Alexander and Phebe Lamorder’s gravestones bear the cross of Calvary, a popular Catholic motif of the late 19th and early 20th centuries. The 1850 census finds this couple and ten children in Shoreham. Lamorder was a variation of a dit name of Normandin. Alexis Normandin married Phebe Benoit at St. Cesaire, Rouville, Québec, on October 12, 1830. Their first four children were baptized there before the family’s move to Vermont around 1837. Thirteen children in all would be born to the couple over a span of thirty-three years! Most of them did not maintain an allegiance to the Catholic Church.

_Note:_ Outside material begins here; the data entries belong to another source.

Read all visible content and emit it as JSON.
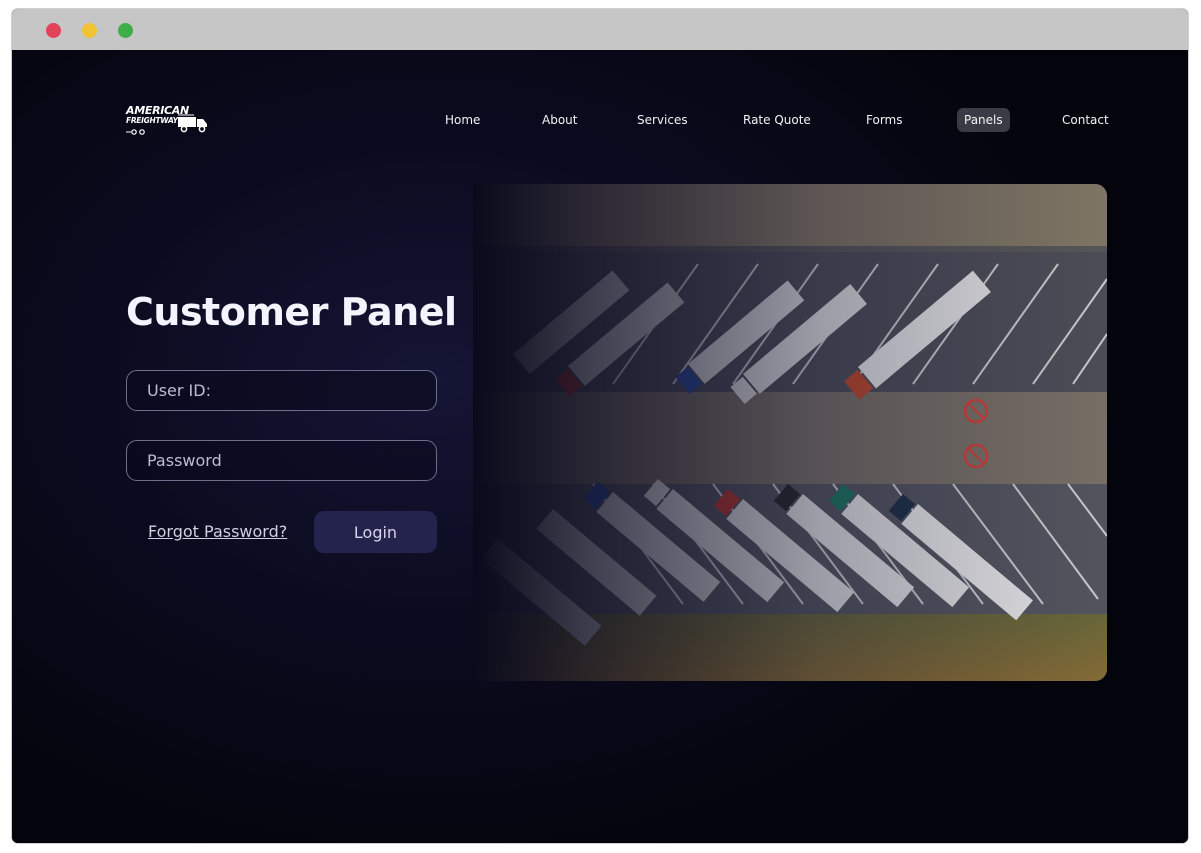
{
  "brand": {
    "line1": "AMERICAN",
    "line2": "FREIGHTWAYS"
  },
  "nav": {
    "items": [
      {
        "label": "Home"
      },
      {
        "label": "About"
      },
      {
        "label": "Services"
      },
      {
        "label": "Rate Quote"
      },
      {
        "label": "Forms"
      },
      {
        "label": "Panels",
        "active": true
      },
      {
        "label": "Contact"
      }
    ]
  },
  "panel": {
    "title": "Customer Panel",
    "user_placeholder": "User ID:",
    "password_placeholder": "Password",
    "forgot_label": "Forgot Password?",
    "login_label": "Login"
  },
  "colors": {
    "background": "#05050f",
    "accent_button": "#23234d",
    "active_nav": "#3b3b45",
    "traffic_red": "#e2435a",
    "traffic_yellow": "#f1c232",
    "traffic_green": "#3fae49"
  }
}
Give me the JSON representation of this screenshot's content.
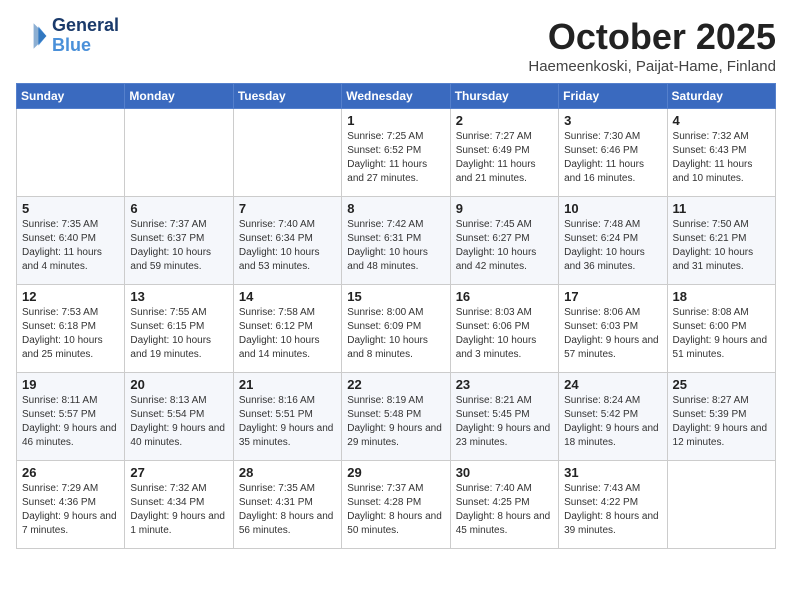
{
  "header": {
    "logo": {
      "line1": "General",
      "line2": "Blue"
    },
    "title": "October 2025",
    "location": "Haemeenkoski, Paijat-Hame, Finland"
  },
  "weekdays": [
    "Sunday",
    "Monday",
    "Tuesday",
    "Wednesday",
    "Thursday",
    "Friday",
    "Saturday"
  ],
  "weeks": [
    [
      {
        "day": "",
        "info": ""
      },
      {
        "day": "",
        "info": ""
      },
      {
        "day": "",
        "info": ""
      },
      {
        "day": "1",
        "info": "Sunrise: 7:25 AM\nSunset: 6:52 PM\nDaylight: 11 hours\nand 27 minutes."
      },
      {
        "day": "2",
        "info": "Sunrise: 7:27 AM\nSunset: 6:49 PM\nDaylight: 11 hours\nand 21 minutes."
      },
      {
        "day": "3",
        "info": "Sunrise: 7:30 AM\nSunset: 6:46 PM\nDaylight: 11 hours\nand 16 minutes."
      },
      {
        "day": "4",
        "info": "Sunrise: 7:32 AM\nSunset: 6:43 PM\nDaylight: 11 hours\nand 10 minutes."
      }
    ],
    [
      {
        "day": "5",
        "info": "Sunrise: 7:35 AM\nSunset: 6:40 PM\nDaylight: 11 hours\nand 4 minutes."
      },
      {
        "day": "6",
        "info": "Sunrise: 7:37 AM\nSunset: 6:37 PM\nDaylight: 10 hours\nand 59 minutes."
      },
      {
        "day": "7",
        "info": "Sunrise: 7:40 AM\nSunset: 6:34 PM\nDaylight: 10 hours\nand 53 minutes."
      },
      {
        "day": "8",
        "info": "Sunrise: 7:42 AM\nSunset: 6:31 PM\nDaylight: 10 hours\nand 48 minutes."
      },
      {
        "day": "9",
        "info": "Sunrise: 7:45 AM\nSunset: 6:27 PM\nDaylight: 10 hours\nand 42 minutes."
      },
      {
        "day": "10",
        "info": "Sunrise: 7:48 AM\nSunset: 6:24 PM\nDaylight: 10 hours\nand 36 minutes."
      },
      {
        "day": "11",
        "info": "Sunrise: 7:50 AM\nSunset: 6:21 PM\nDaylight: 10 hours\nand 31 minutes."
      }
    ],
    [
      {
        "day": "12",
        "info": "Sunrise: 7:53 AM\nSunset: 6:18 PM\nDaylight: 10 hours\nand 25 minutes."
      },
      {
        "day": "13",
        "info": "Sunrise: 7:55 AM\nSunset: 6:15 PM\nDaylight: 10 hours\nand 19 minutes."
      },
      {
        "day": "14",
        "info": "Sunrise: 7:58 AM\nSunset: 6:12 PM\nDaylight: 10 hours\nand 14 minutes."
      },
      {
        "day": "15",
        "info": "Sunrise: 8:00 AM\nSunset: 6:09 PM\nDaylight: 10 hours\nand 8 minutes."
      },
      {
        "day": "16",
        "info": "Sunrise: 8:03 AM\nSunset: 6:06 PM\nDaylight: 10 hours\nand 3 minutes."
      },
      {
        "day": "17",
        "info": "Sunrise: 8:06 AM\nSunset: 6:03 PM\nDaylight: 9 hours\nand 57 minutes."
      },
      {
        "day": "18",
        "info": "Sunrise: 8:08 AM\nSunset: 6:00 PM\nDaylight: 9 hours\nand 51 minutes."
      }
    ],
    [
      {
        "day": "19",
        "info": "Sunrise: 8:11 AM\nSunset: 5:57 PM\nDaylight: 9 hours\nand 46 minutes."
      },
      {
        "day": "20",
        "info": "Sunrise: 8:13 AM\nSunset: 5:54 PM\nDaylight: 9 hours\nand 40 minutes."
      },
      {
        "day": "21",
        "info": "Sunrise: 8:16 AM\nSunset: 5:51 PM\nDaylight: 9 hours\nand 35 minutes."
      },
      {
        "day": "22",
        "info": "Sunrise: 8:19 AM\nSunset: 5:48 PM\nDaylight: 9 hours\nand 29 minutes."
      },
      {
        "day": "23",
        "info": "Sunrise: 8:21 AM\nSunset: 5:45 PM\nDaylight: 9 hours\nand 23 minutes."
      },
      {
        "day": "24",
        "info": "Sunrise: 8:24 AM\nSunset: 5:42 PM\nDaylight: 9 hours\nand 18 minutes."
      },
      {
        "day": "25",
        "info": "Sunrise: 8:27 AM\nSunset: 5:39 PM\nDaylight: 9 hours\nand 12 minutes."
      }
    ],
    [
      {
        "day": "26",
        "info": "Sunrise: 7:29 AM\nSunset: 4:36 PM\nDaylight: 9 hours\nand 7 minutes."
      },
      {
        "day": "27",
        "info": "Sunrise: 7:32 AM\nSunset: 4:34 PM\nDaylight: 9 hours\nand 1 minute."
      },
      {
        "day": "28",
        "info": "Sunrise: 7:35 AM\nSunset: 4:31 PM\nDaylight: 8 hours\nand 56 minutes."
      },
      {
        "day": "29",
        "info": "Sunrise: 7:37 AM\nSunset: 4:28 PM\nDaylight: 8 hours\nand 50 minutes."
      },
      {
        "day": "30",
        "info": "Sunrise: 7:40 AM\nSunset: 4:25 PM\nDaylight: 8 hours\nand 45 minutes."
      },
      {
        "day": "31",
        "info": "Sunrise: 7:43 AM\nSunset: 4:22 PM\nDaylight: 8 hours\nand 39 minutes."
      },
      {
        "day": "",
        "info": ""
      }
    ]
  ]
}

The Civil War impacted the family in significant ways. Their son Jeremiah, age 18, enlisted in Company C, Seventh Vermont Regiment on December 5, 1861. He died of disease on October 19, 1862, in New Orleans. His parents applied for a pension, citing that they relied on the income that Jeremiah contributed to their support. While the documentation makes for fascinating reading, they were not awarded a pension. Alexander and Phebe also appear in another Civil War pension file. Their eldest daughter Elizabeth married Nelson Page in 1852. They had three children. Laura, George, and Nettie Page. Like his brother-in-law, Jeremiah Lamorder, Union soldier Nelson Page died of typhoid in Louisiana on November 13, 1862. Widow Ellen was soon awarded a pension for her children. In 1869, however, when Elizabeth married Lorenzo Ingraham, her parents petitioned successfully for the guardianship of their Page grandchildren. Alexander and Phebe received eight dollars a month until the children were 16.
Alexander and Phebe’s youngest daughter, Ellen, first married Civil War veteran Louis Sird in 1866. Upon Louis’s death in 1903, Ellen married as her second husband Louis’s younger brother, Joseph Sird. The last survivor of the Lamorder children, she died in 1924.
Another Calvary cross marks the gravestone of Eli Forsha. He was baptized as Hilaire Israel Fortier in St. Rosalie Bagot, Québec on February 10, 1846, son of Emmanuel and Euphrosine Paillée. The entire family moved to Brandon, where they were counted in the 1860 census, their names almost unrecognizable. Eli married Delia Simmons in 1865. They would have thirteen children. Eli moved to Westminster, Massachusetts, where he died from gangrene of his foot. His name on the death certificate, Eli Fortier, with his date of birth eight years off. Delia outlived her husband by 17 years, her name carved on the stone in a different style. Delia’s obituary attests to their many descendants—Forsha, Fortier, Forcier, and Faucher all in the same family.
Whoever wrote the obituary of Eli Forsha, Jr. in 1934 remembered his mother’s maiden name as Odelia Cinnamon!